Many reported hybrids are better interpreted as natural intergrades between closely related species. e.g. E. burgessiana and E. stricta in eastern New South Wales, E. dalrympleana subsp. dalrympleana and E. viminalis subsp. viminalis in Tasmania, E. angulosa and E. incrassata in coastal South Australia and Western Australia, E. brownii and E. populnea in Queensland.
Hybrids can complicate the identification of specimens and there are a couple of ways of investigating more closely whether the problem specimen is a hybrid. Firstly, close observation of the features of eucalypts in the stand where you collect the specimen may indicate that some trees appear intermediate in some features such as bark type or crown colour. Secondly if there is seed on your specimen you may be able to raise a moderately large number of seedlings (say 10-20) and look for gross variation in seedling leaf shape and other characteristics, and compare these with similarly grown seedlings raised from individuals of the purported parents. This is of course a lengthy business but can give good information.

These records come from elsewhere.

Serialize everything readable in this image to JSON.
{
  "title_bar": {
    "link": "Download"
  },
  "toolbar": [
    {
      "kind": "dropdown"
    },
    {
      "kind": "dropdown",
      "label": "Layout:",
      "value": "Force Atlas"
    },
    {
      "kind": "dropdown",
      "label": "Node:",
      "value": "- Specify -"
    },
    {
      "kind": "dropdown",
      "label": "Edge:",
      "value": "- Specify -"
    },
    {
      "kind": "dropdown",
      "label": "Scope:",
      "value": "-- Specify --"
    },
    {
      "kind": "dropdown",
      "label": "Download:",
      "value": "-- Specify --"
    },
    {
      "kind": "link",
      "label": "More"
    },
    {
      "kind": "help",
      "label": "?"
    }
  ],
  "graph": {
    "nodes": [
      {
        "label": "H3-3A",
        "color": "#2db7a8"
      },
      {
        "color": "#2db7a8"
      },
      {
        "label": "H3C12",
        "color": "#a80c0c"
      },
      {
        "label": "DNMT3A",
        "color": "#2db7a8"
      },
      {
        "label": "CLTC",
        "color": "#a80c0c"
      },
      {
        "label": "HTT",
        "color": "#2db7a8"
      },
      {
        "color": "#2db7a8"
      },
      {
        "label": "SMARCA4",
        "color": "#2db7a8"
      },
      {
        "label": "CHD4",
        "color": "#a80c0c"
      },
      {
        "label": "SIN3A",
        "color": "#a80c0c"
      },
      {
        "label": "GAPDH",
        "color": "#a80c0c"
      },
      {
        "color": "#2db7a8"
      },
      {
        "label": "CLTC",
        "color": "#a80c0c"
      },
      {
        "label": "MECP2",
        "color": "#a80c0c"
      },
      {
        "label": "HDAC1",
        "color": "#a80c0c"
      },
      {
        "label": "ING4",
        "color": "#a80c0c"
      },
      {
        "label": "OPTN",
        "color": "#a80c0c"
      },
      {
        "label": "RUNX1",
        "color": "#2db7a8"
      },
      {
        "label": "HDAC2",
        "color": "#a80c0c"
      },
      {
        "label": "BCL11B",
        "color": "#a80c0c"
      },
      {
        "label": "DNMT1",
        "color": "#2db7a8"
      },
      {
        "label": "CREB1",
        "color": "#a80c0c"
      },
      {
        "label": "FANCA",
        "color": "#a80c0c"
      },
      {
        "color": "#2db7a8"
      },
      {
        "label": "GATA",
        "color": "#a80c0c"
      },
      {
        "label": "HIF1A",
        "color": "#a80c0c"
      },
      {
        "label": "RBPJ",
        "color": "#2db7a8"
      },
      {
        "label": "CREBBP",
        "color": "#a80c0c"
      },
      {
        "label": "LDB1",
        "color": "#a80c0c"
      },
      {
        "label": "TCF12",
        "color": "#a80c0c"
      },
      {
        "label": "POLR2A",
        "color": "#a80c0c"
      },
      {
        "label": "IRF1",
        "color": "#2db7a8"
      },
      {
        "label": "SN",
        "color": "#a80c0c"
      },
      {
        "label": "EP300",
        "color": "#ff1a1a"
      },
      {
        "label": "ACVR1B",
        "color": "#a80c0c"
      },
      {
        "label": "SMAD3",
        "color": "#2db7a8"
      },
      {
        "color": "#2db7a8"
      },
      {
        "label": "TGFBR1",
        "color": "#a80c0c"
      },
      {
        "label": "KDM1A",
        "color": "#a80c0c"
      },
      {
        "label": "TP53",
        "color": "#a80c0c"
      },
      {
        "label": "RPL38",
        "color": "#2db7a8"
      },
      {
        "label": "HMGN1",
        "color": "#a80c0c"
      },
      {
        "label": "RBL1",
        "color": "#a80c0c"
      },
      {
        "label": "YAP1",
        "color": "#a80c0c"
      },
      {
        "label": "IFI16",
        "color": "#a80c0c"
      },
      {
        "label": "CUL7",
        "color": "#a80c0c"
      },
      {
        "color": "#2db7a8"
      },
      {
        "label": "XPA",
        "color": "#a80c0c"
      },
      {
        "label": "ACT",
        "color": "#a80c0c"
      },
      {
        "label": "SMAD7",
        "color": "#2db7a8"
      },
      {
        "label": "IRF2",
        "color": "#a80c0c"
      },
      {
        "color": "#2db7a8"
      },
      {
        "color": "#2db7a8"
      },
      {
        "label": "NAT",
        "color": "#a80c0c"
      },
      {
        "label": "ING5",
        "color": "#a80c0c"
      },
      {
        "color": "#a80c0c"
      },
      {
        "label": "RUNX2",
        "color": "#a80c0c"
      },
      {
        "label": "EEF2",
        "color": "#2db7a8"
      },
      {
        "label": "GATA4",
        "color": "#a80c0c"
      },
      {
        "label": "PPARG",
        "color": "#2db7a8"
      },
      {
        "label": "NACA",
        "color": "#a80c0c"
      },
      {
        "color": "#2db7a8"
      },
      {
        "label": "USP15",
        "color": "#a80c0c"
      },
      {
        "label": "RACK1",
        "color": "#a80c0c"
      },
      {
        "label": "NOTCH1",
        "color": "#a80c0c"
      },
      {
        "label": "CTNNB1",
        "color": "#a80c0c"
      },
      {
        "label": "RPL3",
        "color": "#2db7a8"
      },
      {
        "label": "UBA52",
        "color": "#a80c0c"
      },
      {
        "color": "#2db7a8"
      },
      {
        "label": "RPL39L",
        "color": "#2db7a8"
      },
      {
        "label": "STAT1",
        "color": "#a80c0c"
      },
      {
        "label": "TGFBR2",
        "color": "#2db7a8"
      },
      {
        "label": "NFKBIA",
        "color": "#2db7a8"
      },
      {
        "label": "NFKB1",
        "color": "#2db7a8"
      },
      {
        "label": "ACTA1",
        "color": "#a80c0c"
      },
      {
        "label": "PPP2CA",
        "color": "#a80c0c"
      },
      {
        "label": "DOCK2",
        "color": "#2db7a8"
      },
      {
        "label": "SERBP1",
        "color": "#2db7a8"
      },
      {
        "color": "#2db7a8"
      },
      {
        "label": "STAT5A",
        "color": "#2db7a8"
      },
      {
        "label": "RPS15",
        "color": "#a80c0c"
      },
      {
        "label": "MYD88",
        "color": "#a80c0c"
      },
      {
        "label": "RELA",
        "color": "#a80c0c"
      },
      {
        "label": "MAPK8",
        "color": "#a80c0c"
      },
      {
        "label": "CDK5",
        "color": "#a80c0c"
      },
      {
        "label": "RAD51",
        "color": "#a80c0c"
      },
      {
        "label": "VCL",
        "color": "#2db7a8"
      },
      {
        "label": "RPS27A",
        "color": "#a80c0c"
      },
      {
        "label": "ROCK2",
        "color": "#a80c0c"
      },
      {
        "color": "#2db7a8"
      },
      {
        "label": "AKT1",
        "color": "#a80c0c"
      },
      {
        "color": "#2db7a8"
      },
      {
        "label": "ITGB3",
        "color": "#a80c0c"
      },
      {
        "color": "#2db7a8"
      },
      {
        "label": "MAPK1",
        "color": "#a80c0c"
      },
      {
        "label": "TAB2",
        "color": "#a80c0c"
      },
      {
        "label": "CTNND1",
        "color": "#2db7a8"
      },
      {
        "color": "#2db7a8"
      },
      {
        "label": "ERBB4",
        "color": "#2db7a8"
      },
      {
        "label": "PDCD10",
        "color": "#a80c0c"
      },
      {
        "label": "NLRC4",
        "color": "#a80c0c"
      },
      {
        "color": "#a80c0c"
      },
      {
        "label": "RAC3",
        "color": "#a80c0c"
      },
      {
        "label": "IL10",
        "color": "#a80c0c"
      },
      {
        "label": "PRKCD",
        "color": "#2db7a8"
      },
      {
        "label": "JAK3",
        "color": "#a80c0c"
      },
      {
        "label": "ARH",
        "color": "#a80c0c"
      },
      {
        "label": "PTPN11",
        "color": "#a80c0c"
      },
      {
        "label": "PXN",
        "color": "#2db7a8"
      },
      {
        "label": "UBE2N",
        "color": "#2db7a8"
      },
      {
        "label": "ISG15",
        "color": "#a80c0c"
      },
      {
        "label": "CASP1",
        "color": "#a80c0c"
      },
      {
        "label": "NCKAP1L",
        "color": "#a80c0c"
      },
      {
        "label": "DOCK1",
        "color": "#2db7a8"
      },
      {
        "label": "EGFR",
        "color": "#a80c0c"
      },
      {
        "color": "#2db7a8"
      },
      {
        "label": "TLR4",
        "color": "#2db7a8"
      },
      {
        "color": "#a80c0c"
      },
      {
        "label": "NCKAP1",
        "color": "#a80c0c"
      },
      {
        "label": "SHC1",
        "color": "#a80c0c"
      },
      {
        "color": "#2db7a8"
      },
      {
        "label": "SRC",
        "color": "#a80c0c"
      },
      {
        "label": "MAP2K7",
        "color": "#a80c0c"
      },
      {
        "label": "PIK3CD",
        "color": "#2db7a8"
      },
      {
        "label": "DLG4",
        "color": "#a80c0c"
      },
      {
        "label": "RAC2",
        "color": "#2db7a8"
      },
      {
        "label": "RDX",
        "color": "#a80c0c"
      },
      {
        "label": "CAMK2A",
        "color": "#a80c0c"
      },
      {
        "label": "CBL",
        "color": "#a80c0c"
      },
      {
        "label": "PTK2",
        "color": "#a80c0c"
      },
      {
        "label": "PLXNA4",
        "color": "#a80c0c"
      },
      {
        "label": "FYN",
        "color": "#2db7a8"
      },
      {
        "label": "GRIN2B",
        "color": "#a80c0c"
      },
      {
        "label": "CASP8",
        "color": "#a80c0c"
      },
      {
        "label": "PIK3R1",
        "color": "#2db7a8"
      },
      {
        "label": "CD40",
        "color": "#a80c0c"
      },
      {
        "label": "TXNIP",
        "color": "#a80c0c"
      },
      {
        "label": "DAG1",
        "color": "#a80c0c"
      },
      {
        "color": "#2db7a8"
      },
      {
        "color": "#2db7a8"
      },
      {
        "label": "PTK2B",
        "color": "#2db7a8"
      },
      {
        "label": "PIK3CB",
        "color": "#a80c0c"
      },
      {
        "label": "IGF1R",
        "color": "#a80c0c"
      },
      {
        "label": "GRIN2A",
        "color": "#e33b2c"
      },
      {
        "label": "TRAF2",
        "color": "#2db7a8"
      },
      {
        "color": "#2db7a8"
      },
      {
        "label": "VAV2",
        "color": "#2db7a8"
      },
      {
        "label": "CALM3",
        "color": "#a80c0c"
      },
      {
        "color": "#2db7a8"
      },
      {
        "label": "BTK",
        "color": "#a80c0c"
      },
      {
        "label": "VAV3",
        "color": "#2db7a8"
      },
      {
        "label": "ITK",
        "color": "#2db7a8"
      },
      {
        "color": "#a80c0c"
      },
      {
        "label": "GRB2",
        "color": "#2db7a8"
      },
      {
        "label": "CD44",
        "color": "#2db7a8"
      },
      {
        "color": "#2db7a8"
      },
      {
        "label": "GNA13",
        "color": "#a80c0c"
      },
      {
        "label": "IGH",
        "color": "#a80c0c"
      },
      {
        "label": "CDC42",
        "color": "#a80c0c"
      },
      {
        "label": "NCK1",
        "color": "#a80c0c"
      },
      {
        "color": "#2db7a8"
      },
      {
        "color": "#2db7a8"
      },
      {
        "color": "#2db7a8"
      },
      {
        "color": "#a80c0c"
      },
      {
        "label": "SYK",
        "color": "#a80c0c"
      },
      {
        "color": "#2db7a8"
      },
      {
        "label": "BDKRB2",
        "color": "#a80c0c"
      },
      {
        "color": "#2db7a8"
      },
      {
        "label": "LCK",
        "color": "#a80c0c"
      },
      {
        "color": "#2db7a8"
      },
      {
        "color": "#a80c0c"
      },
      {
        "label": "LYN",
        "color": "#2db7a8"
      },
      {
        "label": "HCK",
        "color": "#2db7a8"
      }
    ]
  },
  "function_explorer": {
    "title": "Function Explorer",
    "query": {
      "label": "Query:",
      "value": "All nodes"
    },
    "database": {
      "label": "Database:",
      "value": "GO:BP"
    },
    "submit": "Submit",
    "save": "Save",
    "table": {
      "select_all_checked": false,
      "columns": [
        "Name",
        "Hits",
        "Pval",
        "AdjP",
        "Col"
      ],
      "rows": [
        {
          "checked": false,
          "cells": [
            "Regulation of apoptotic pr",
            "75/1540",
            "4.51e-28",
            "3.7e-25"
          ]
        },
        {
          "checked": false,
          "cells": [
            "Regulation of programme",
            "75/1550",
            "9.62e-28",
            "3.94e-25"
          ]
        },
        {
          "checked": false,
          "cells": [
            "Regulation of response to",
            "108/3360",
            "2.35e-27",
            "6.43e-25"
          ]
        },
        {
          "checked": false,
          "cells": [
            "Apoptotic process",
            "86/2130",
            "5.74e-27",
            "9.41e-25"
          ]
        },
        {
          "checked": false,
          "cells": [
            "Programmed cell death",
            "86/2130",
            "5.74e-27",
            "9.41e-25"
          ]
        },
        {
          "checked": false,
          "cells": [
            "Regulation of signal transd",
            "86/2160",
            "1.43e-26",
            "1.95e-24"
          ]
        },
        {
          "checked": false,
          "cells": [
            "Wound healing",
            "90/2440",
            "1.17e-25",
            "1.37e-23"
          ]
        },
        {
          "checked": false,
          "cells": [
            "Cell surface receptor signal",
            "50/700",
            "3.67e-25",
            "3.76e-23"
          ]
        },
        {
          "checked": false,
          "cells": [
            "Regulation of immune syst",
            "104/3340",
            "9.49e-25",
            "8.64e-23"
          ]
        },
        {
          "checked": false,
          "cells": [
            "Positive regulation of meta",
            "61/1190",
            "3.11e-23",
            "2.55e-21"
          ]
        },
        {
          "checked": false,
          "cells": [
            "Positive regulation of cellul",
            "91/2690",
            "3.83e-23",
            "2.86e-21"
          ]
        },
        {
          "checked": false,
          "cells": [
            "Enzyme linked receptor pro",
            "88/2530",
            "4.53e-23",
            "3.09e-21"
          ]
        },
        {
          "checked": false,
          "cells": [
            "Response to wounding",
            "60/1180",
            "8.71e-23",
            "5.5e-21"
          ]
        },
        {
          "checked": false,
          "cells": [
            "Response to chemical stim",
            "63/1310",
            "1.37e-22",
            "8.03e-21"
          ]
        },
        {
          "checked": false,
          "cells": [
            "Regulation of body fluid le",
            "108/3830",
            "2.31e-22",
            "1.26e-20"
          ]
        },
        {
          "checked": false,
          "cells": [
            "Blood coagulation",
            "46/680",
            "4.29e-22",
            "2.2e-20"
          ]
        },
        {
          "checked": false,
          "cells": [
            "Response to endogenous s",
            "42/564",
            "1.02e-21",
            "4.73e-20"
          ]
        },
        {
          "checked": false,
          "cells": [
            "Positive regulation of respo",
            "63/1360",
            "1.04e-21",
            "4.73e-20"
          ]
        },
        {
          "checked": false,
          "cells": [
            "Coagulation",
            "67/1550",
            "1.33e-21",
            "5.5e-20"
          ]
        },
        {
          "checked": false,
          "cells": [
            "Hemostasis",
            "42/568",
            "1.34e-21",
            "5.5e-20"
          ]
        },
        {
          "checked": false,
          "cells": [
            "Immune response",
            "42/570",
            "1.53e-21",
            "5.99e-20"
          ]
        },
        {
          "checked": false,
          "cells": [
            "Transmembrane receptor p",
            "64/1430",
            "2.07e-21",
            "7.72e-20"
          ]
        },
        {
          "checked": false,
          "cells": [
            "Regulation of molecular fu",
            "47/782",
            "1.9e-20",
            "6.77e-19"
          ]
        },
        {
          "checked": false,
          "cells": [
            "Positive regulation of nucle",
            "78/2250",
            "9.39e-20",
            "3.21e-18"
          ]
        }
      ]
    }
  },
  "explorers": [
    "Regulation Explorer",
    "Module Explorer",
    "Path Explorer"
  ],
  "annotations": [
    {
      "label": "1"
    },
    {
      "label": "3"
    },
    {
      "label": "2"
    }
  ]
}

There are a few well-known formally named hybrids where both parents have been identified and are seen in the field, e.g.
E. brachyphylla (E. kruseana × E. loxophleba subsp. lissophloia)
E. erythrandra (E. incrassata or E. angulosa × E. tetraptera)
E. missilis (E. cornuta × E. angulosa)
and possibly E. balanites (E. lanepoolei × E. decipiens).
In another example, E. annuliformis, only one parent is evident, E. drummondii, the other being a mystery.
Many presumed hybrids have been formally named by botanists of the eucalypts over the last 200 years. The most recent annotated list of many of these names can be found in Chippendale (1988, pp. 428–442). Hill & Johnson (1995) list, in an appendix, hybrids and intergrades they have observed in Corymbia.